After offering his services as interim director in 2018, he transitioned to director of the center in 2018.
“Even before accepting the position as interim director, Dr. Hofseth had already begun to form an interdisciplinary team of researchers to synergize their skills around the critically important problem of early onset colorectal cancer,” says Berger, who now serves as research and outreach director for the Colon Cancer Prevention Network.
Now Hofseth and colleague Phil Buckhaults, an associate professor in the College of Pharmacy, are spearheading the pursuit of a large NIH Program Project Grant to study early onset colorectal cancer.

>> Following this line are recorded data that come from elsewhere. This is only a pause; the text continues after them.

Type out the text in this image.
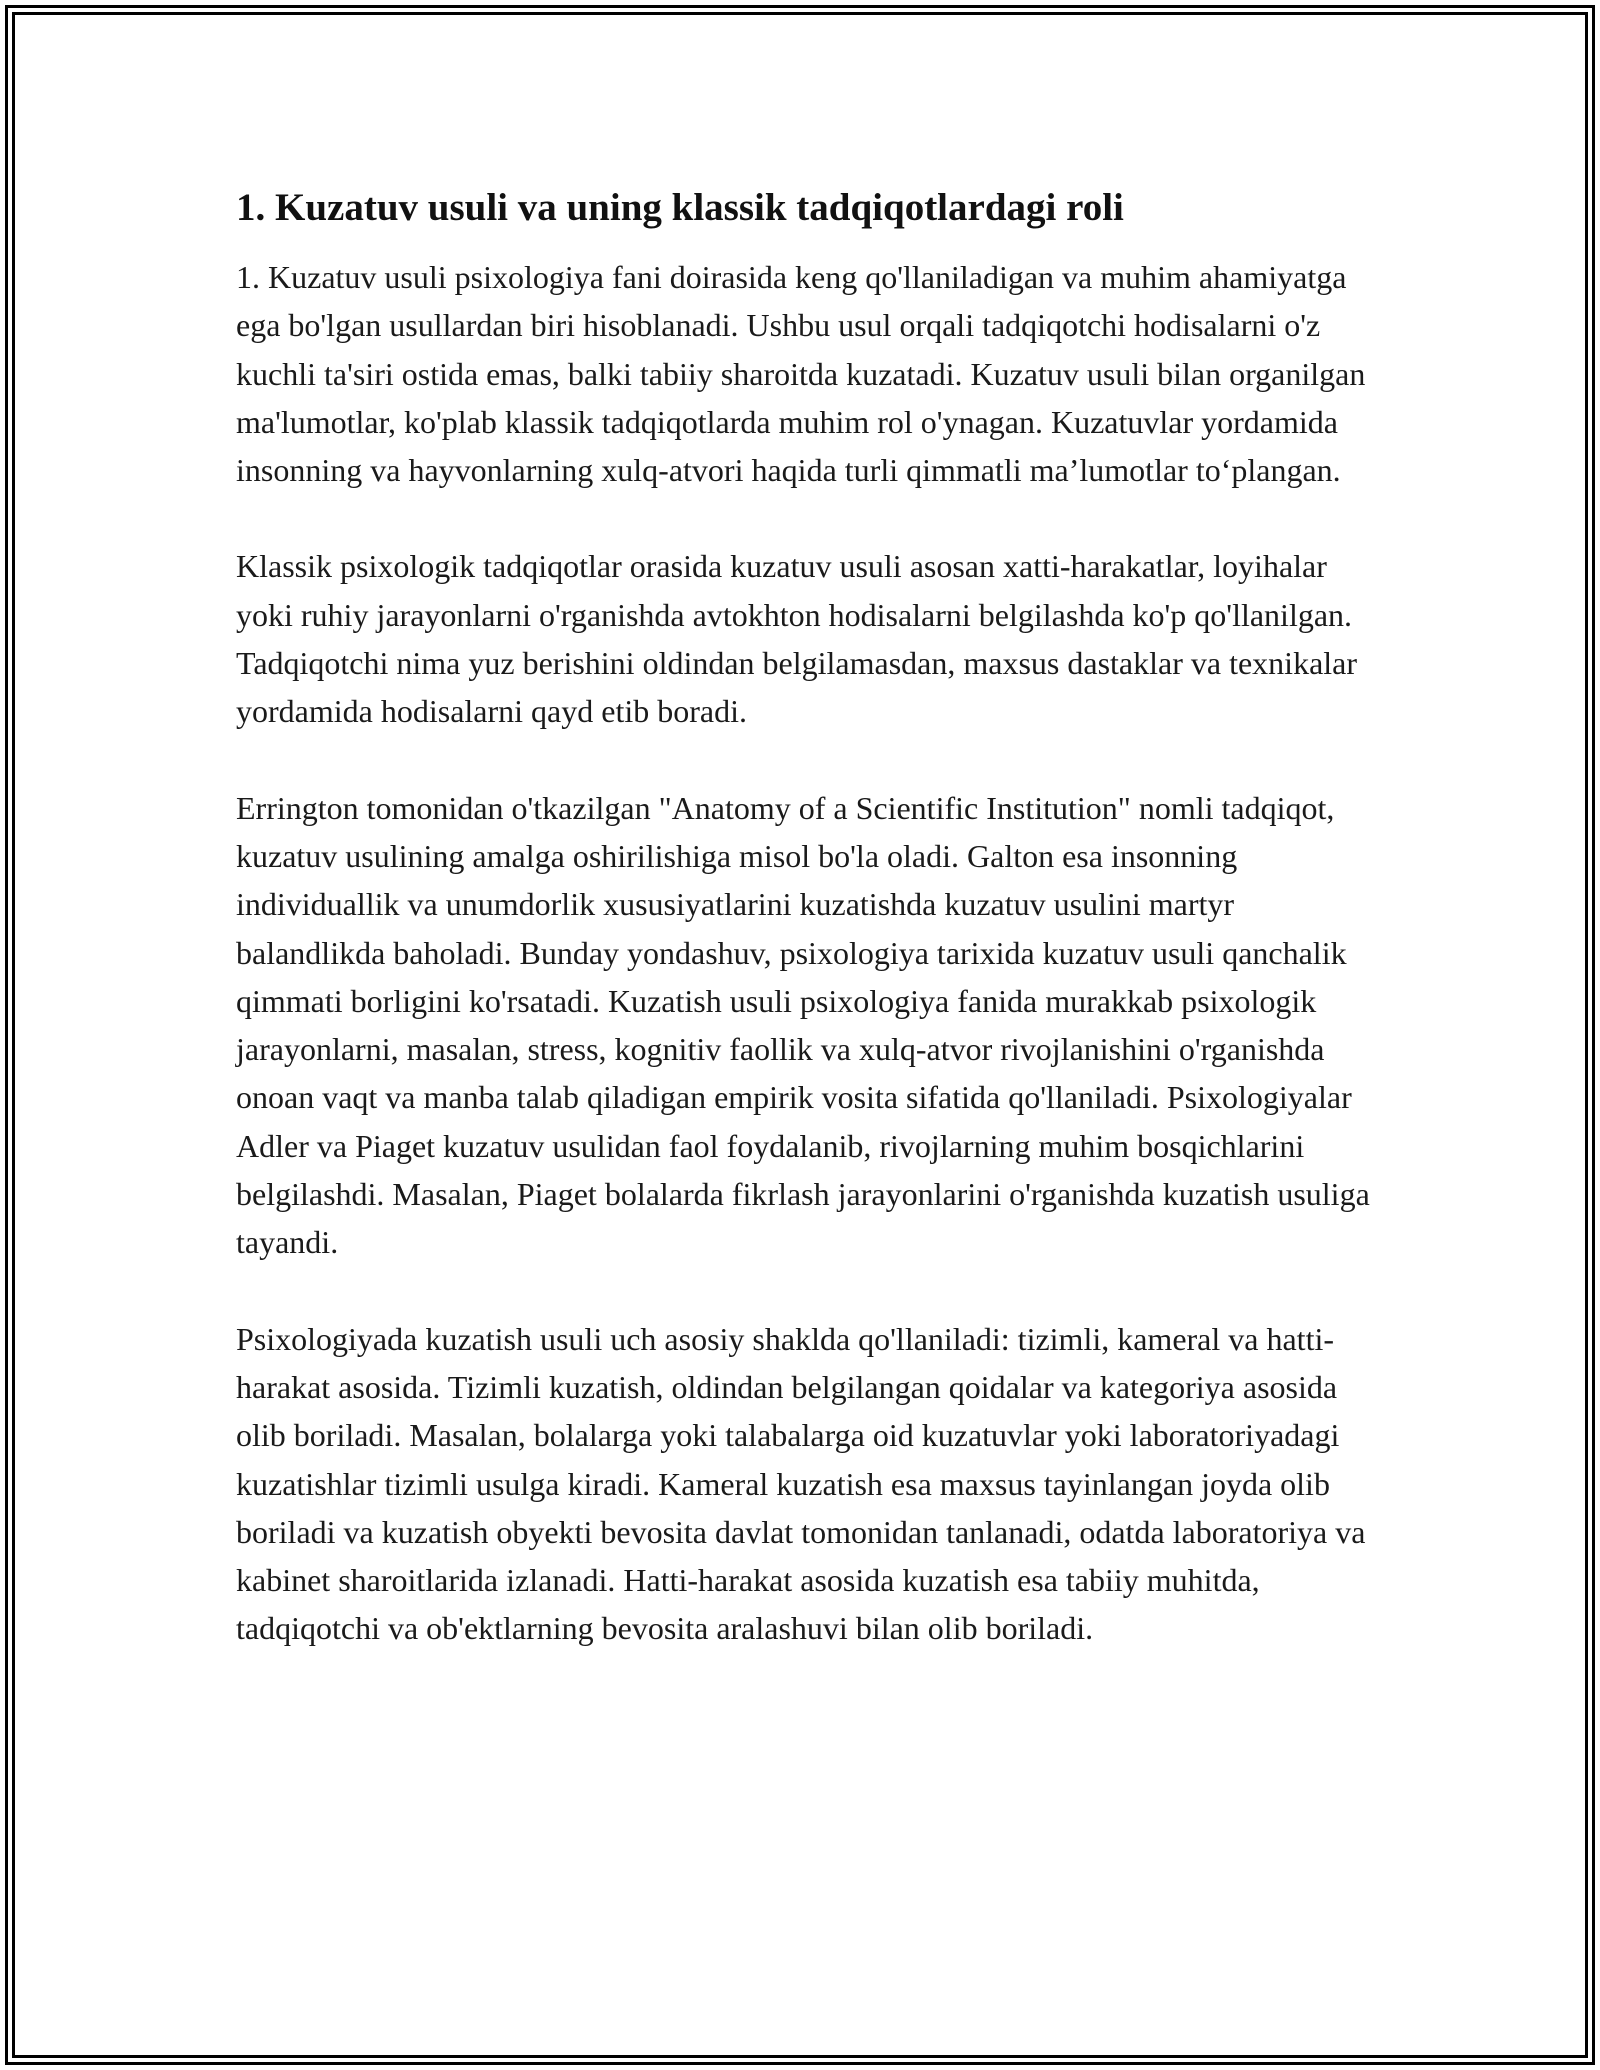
1. Kuzatuv usuli va uning klassik tadqiqotlardagi roli

1. Kuzatuv usuli psixologiya fani doirasida keng qo'llaniladigan va muhim ahamiyatga ega bo'lgan usullardan biri hisoblanadi. Ushbu usul orqali tadqiqotchi hodisalarni o'z kuchli ta'siri ostida emas, balki tabiiy sharoitda kuzatadi. Kuzatuv usuli bilan organilgan ma'lumotlar, ko'plab klassik tadqiqotlarda muhim rol o'ynagan. Kuzatuvlar yordamida insonning va hayvonlarning xulq-atvori haqida turli qimmatli ma’lumotlar to‘plangan.

Klassik psixologik tadqiqotlar orasida kuzatuv usuli asosan xatti-harakatlar, loyihalar yoki ruhiy jarayonlarni o'rganishda avtokhton hodisalarni belgilashda ko'p qo'llanilgan. Tadqiqotchi nima yuz berishini oldindan belgilamasdan, maxsus dastaklar va texnikalar yordamida hodisalarni qayd etib boradi.

Errington tomonidan o'tkazilgan "Anatomy of a Scientific Institution" nomli tadqiqot, kuzatuv usulining amalga oshirilishiga misol bo'la oladi. Galton esa insonning individuallik va unumdorlik xususiyatlarini kuzatishda kuzatuv usulini martyr balandlikda baholadi. Bunday yondashuv, psixologiya tarixida kuzatuv usuli qanchalik qimmati borligini ko'rsatadi. Kuzatish usuli psixologiya fanida murakkab psixologik jarayonlarni, masalan, stress, kognitiv faollik va xulq-atvor rivojlanishini o'rganishda onoan vaqt va manba talab qiladigan empirik vosita sifatida qo'llaniladi. Psixologiyalar Adler va Piaget kuzatuv usulidan faol foydalanib, rivojlarning muhim bosqichlarini belgilashdi. Masalan, Piaget bolalarda fikrlash jarayonlarini o'rganishda kuzatish usuliga tayandi.

Psixologiyada kuzatish usuli uch asosiy shaklda qo'llaniladi: tizimli, kameral va hatti-harakat asosida. Tizimli kuzatish, oldindan belgilangan qoidalar va kategoriya asosida olib boriladi. Masalan, bolalarga yoki talabalarga oid kuzatuvlar yoki laboratoriyadagi kuzatishlar tizimli usulga kiradi. Kameral kuzatish esa maxsus tayinlangan joyda olib boriladi va kuzatish obyekti bevosita davlat tomonidan tanlanadi, odatda laboratoriya va kabinet sharoitlarida izlanadi. Hatti-harakat asosida kuzatish esa tabiiy muhitda, tadqiqotchi va ob'ektlarning bevosita aralashuvi bilan olib boriladi.
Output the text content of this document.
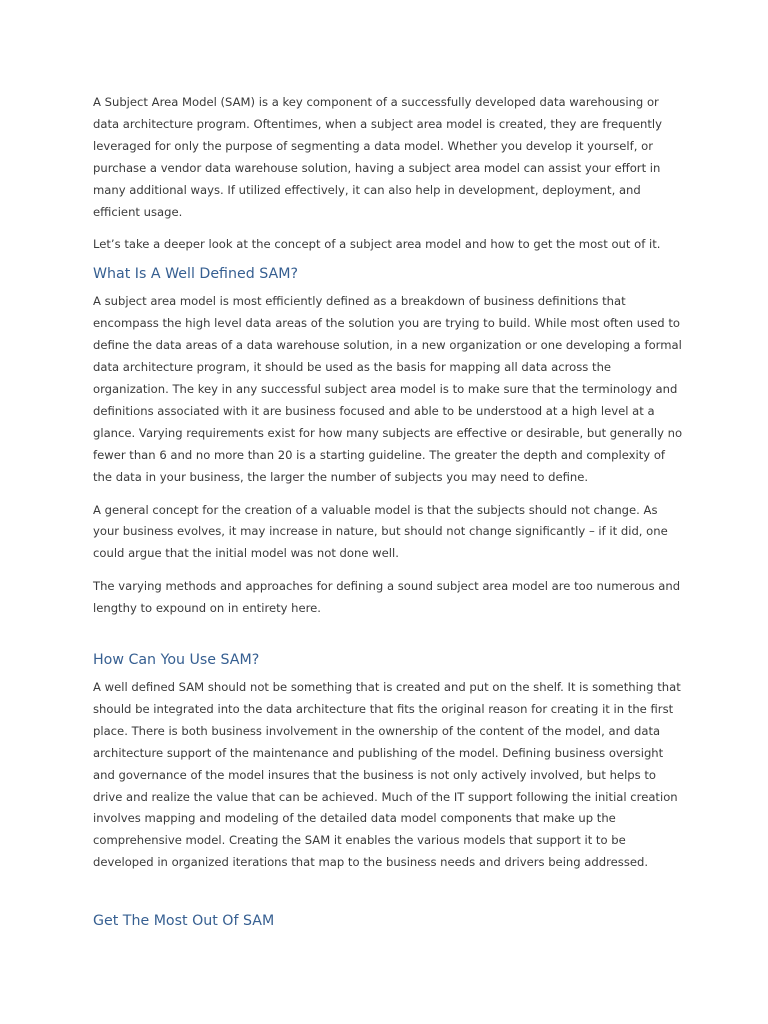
A Subject Area Model (SAM) is a key component of a successfully developed data warehousing or data architecture program. Oftentimes, when a subject area model is created, they are frequently leveraged for only the purpose of segmenting a data model. Whether you develop it yourself, or purchase a vendor data warehouse solution, having a subject area model can assist your effort in many additional ways. If utilized effectively, it can also help in development, deployment, and efficient usage.

Let’s take a deeper look at the concept of a subject area model and how to get the most out of it.

What Is A Well Defined SAM?

A subject area model is most efficiently defined as a breakdown of business definitions that encompass the high level data areas of the solution you are trying to build. While most often used to define the data areas of a data warehouse solution, in a new organization or one developing a formal data architecture program, it should be used as the basis for mapping all data across the organization. The key in any successful subject area model is to make sure that the terminology and definitions associated with it are business focused and able to be understood at a high level at a glance. Varying requirements exist for how many subjects are effective or desirable, but generally no fewer than 6 and no more than 20 is a starting guideline. The greater the depth and complexity of the data in your business, the larger the number of subjects you may need to define.

A general concept for the creation of a valuable model is that the subjects should not change. As your business evolves, it may increase in nature, but should not change significantly – if it did, one could argue that the initial model was not done well.

The varying methods and approaches for defining a sound subject area model are too numerous and lengthy to expound on in entirety here.

How Can You Use SAM?

A well defined SAM should not be something that is created and put on the shelf. It is something that should be integrated into the data architecture that fits the original reason for creating it in the first place. There is both business involvement in the ownership of the content of the model, and data architecture support of the maintenance and publishing of the model. Defining business oversight and governance of the model insures that the business is not only actively involved, but helps to drive and realize the value that can be achieved. Much of the IT support following the initial creation involves mapping and modeling of the detailed data model components that make up the comprehensive model. Creating the SAM it enables the various models that support it to be developed in organized iterations that map to the business needs and drivers being addressed.

Get The Most Out Of SAM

The multidisciplinary research team, which includes faculty from the College of Pharmacy, the Arnold School of Public Health, the School of Medicine, the biological sciences department and the College of Engineering and Computing, will explore the causes and increasing vulnerability of colorectal cancer in young people.
“The group is well on its way to developing a Program Project Grant application to the NIH, with themes that include early life environmental exposures, the microbiome, stem cells and the accumulation of mutational burdens as collectively driving colorectal cancer at younger ages,” says Berger.
Hofseth’s team plans to submit its application to NIH in 2020. It will be the first such grant submitted by CCCR and is a bold attempt to take the center to the next level.
“Without Lorne’s constant and effective leadership skills, this team of investigators would not have come together and be on this path of a PPG submission,” says Kim Creek, chair of the Drug Discovery and Biomedical Sciences and associate dean for research at the College of Pharmacy.
Creek, who was one of Hofseth’s mentors when he arrived at South Carolina in 2004, has tracked his colleague’s ascent and in 2019, along with Berger, nominated him for the Office of Research’s Breakthrough Leadership in Research award. “I have followed with interest Lorne’s entire academic career and watched him blossom as both a scientist and a research leader,” Creek says.